Even with a working cache, sites which, for technical or licensing reasons, are only accessible to a direct connection, will no longer be accessible. If the restrictions cannot be altered, then it may be necessary to relax the enforcement rules for such sites.
In the home and in commerce, Internet access policies are often enforced by blocking access to undesirable sites. A site web cache, being a choke point through which all requests must pass, might seem a good place to apply such restrictions. In a research university, at least, there are a number of problems. The first is simple quantity. Lists of sites containing questionable material often run into tens or hundreds of thousands. The Cardiff cache receives over 600,000 requests a day from browsers; the hardware required to check each of these against all restricted sites at the speed our users expect of a 100Mbit/sec network does not bear contemplating! Second is the problem of translating into rules the simple statement "non-academic use". Cardiff University has 26 departments studying a vast range of topics and the cache also provides a service to the University of Wales College of Medicine, which widens the scope of "legitimate" activities still further. I hope that on this point sanity will prevail and, at most, written policy and post hoc accounting will be proposed. Even this bears the risk that users will simply disable caching (and therefore accounting) while engaging in dubious activities. These are of course, the sites most likely to use non-standard port numbers, and so escape the notice of any exclusive router policy.
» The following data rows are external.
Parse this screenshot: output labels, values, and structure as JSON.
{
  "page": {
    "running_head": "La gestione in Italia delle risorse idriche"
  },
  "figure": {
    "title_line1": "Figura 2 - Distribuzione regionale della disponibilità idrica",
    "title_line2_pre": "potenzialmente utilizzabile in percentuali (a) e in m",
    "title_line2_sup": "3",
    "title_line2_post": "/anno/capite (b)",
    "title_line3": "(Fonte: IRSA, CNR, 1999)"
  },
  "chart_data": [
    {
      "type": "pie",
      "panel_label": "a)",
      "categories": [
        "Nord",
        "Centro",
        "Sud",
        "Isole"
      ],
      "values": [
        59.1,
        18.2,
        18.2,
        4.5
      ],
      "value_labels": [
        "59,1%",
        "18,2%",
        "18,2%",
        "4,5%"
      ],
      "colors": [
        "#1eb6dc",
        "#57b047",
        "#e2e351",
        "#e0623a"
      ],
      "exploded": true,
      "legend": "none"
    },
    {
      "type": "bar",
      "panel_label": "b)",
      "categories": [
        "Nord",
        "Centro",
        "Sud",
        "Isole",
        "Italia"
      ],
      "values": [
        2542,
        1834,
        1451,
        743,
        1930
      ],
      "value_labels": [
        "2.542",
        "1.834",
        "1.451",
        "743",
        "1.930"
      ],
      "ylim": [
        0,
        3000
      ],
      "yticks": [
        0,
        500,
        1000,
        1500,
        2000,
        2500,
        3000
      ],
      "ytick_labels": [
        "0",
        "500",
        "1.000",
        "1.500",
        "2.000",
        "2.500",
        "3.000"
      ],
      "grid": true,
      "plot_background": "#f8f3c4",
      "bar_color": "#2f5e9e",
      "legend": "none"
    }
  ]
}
Using cache logs for accounting raises issues of privacy which need to be addressed by policy before the occasion arises. IP addresses in cache logs can often be translated to individual people, so a cache log may well contain a record of a person's activity on the web. If this is not regarded as fully public information, then rules must be agreed under what circumstances it may be disclosed, to whom and following what procedure. This issue may be further complicated when a cache is shared between institutions which may have different policies. Cache logs can also be useful in tracing computer misuse: it is surprising how many people forget them when posting abusive mail through an "anonymous" mail or guestbook service.
The development of web caching has been achieved through generous co-operation by people as well as machines. The increasing cost of networks, and the greater awareness of this cost to institutions, will be strong incentives in favour of caching. However it will be important to resist purely economic arguments which may threaten the existing caching community spirit.